Here’s a table of contents for what follows.
- The Issue: You’re Interested in Economic Data and Don’t Want to “Download” It
- How
{WDI}
Works - How I Recommend Using
{WDI}
- An Applied Example for my Student’s Interests
The Issue: You’re Interested in Economic Data and Don’t Want to “Download” It
My student is primarily interested in international political economy and it would be a boon to their research to be able to access economic data with some ease. This seems like it should be no issue at all, but there are a few potential pitfalls. These may not be a big issue, per se, but they’re also not obvious. For one, several economic data sets are often available just as flat files. The Penn World Table stands out as illustrative here. There are a few R packages for these data, but they are really just R packages of the flat files themselves. A student who downloads these packages will need to be mindful of the version they are using and take inventory of where they are storing it. This will compound some issues of reproducibility or transparency since students who share their research are not often able to share the entirety of their raw data. Perhaps you also don’t want to be like me either; since about 2008 (when I got on Dropbox), I’ve hoarded about 75.8 GB of raw data for my research.
One of the most convenient things to do here is to avoid “downloading” economic data of interest in favor of grabbing it from the internet through an application programming interface (API). Many agencies/data repositories have APIs through which more talented programmers than me can interface with it to seamlessly retrieve data. In my own travels, I have APIs set up through the U.S. Census, the National Oceanic and Atmospheric Administration, the Federal Reserve Bank of St.
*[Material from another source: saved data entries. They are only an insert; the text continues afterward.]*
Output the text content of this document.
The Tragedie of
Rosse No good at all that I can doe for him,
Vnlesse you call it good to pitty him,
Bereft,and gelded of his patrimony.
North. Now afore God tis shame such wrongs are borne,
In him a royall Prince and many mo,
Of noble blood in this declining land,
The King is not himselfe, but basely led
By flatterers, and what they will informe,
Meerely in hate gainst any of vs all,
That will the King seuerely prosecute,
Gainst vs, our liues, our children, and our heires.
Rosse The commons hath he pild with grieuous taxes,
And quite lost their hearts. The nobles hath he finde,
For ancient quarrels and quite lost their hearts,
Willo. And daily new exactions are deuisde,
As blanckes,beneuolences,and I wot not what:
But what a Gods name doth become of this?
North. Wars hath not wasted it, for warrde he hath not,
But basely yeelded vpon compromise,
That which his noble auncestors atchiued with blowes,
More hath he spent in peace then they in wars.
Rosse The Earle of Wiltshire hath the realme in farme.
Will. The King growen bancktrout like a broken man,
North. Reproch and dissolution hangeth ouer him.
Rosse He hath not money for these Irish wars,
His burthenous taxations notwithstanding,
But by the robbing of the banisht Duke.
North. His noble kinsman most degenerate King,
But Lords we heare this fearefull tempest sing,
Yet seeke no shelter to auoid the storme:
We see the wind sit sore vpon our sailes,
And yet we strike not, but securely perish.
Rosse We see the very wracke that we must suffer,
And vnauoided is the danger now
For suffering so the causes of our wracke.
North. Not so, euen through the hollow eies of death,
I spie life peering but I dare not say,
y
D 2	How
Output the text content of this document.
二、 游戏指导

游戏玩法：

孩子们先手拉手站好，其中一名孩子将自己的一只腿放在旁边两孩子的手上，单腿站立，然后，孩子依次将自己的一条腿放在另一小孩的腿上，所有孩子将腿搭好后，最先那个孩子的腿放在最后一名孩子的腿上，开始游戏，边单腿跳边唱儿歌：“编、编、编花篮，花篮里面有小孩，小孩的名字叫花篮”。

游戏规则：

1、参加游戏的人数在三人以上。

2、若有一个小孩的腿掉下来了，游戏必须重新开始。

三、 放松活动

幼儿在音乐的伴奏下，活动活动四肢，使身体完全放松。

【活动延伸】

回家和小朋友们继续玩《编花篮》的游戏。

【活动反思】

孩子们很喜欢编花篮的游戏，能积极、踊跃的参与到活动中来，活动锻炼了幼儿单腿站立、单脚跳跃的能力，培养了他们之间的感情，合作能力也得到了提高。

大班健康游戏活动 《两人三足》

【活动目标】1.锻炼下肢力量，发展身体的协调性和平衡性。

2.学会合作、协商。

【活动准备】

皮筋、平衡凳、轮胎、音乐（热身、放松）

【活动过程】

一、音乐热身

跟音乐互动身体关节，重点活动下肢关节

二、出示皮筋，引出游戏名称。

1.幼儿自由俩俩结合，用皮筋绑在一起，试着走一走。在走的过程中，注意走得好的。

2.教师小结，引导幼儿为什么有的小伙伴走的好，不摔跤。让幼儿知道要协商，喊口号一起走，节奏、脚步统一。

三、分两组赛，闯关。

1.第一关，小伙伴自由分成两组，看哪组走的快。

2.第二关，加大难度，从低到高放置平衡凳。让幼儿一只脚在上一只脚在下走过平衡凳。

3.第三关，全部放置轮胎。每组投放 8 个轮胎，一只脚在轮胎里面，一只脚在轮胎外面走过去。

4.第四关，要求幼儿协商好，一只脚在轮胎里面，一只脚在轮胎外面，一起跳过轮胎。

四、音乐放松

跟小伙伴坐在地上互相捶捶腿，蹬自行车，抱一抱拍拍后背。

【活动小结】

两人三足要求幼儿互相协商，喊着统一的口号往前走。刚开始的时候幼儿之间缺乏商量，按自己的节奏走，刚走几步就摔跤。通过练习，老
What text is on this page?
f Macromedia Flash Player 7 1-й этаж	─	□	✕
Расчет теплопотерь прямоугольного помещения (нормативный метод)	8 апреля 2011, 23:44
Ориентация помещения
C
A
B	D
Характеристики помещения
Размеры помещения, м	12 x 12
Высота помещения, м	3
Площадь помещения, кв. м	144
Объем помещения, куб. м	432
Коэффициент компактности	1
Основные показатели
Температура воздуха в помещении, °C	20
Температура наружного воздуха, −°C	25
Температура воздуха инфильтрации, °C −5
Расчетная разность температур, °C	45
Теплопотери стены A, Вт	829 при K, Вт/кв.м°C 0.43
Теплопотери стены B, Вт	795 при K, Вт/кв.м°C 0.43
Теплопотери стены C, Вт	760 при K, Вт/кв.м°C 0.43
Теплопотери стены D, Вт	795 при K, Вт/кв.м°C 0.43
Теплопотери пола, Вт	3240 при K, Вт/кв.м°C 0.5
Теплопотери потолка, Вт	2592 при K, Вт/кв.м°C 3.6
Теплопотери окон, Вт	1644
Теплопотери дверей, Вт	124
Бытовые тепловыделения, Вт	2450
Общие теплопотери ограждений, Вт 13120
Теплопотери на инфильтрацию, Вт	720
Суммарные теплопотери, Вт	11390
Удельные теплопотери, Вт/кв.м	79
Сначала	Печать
Louis, and the Bureau of Labor Statistics. Those are topics for another time. There is an API at the International Monetary Fund (IMF), though I’ll confess the available interfaces through the IMF have made zero sense to me. I think one of the easiest ones, and maybe the most useful for my student, is the World Bank’s API. Here, we again thank Vincent Arel-Bundock for his many contributions to social science research. I may not know what the World Bank’s API looks like underneath the hood, but {WDI}
makes it seem super simple.
First, install {WDI}
if you have not already.
install.packages("WDI")
Then, let’s load it along with some other stuff we’ll be using in this post.
library(tidyverse) # for most things
library(stevemisc) # for my own vanity
library(WDI) # for World Bank goodness
library(kableExtra) # for tables, where appropriate
How {WDI} Works
A typical call in {WDI}
will use the eponymous WDI()
function and will look something like this. Related, if you run WDI()
in R with nothing else specified, this will be what is actually executed.
WDI(
country = "all",
indicator = "NY.GDP.PCAP.KD",
start = 1960,
end = 2020,
extra = FALSE,
cache = NULL,
latest = NULL,
language = "en"
)
The primary things you’ll want to explicitly specify in WDI()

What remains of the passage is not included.